The DDoS attack methodologies which the DeltaCharlie botnet is known to support – DNS reflection/amplification attacks, ntp reflection/amplification attacks, and chargen reflection/amplification attacks – are well-understood, and can be mitigated using intelligent DDoS mitigation systems (IDMSes) such as Arbor TMS and Arbor APS. The reflection/amplification attack vectors that are not supported by DeltaCharlie, such as the LDAP reflection/amplification attacks noted above, can also be mitigated using an IDMS such as Arbor TMS or Arbor APS. Reflection/amplification countermeasures resident in Arbor IDMS systems would be appropriate for mitigating these types of attacks.
This post describes observed DDoS activity emanating from a subset of IP addresses provided in US-CERT’s Technical Alert (TA17-164A) entitled Hidden Cobra – North Korea’s DDoS Botnet Infrastructure. It also illuminates the importance of providing context when sharing indicators. The Hidden Cobra alert is vague in its characterization of the provided IP address-based indicators. It is not clear whether the IPs listed in the report are part of a command and control infrastructure, simply bots or both.
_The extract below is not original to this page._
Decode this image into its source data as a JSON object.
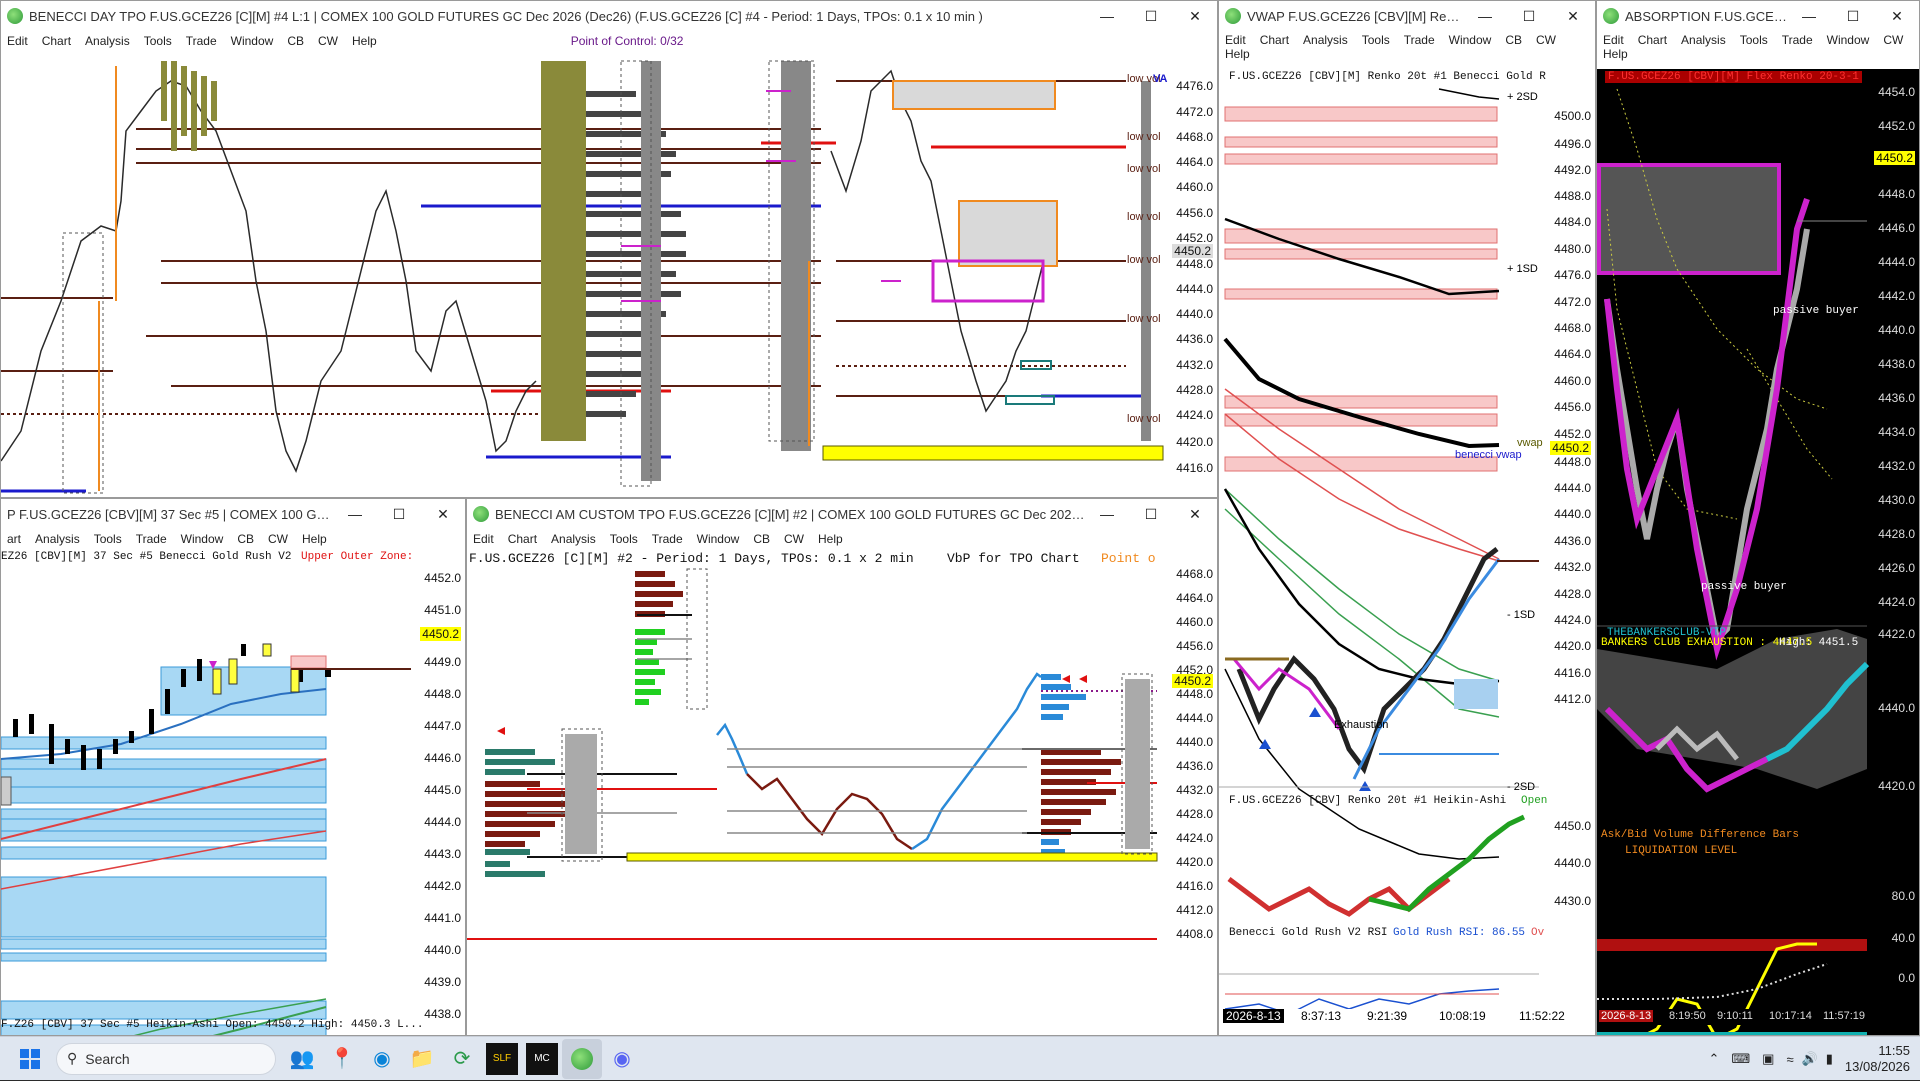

It’s not even clear that some of the IPs aren’t simply “innocent” reflectors.
This lack of context makes it difficult for responders to act. Security analysts would treat a list of command-and-control servers differently from a list of bots, and differently from a list of reflectors. This creates risk if implicitly trusting the US-CERT indicators. Blindly loading such indicators into security systems could potentially cause more harm than good . This can erode trust in times when it is needed most. Understanding and communicating context is as important as listing indicators of compromise directly.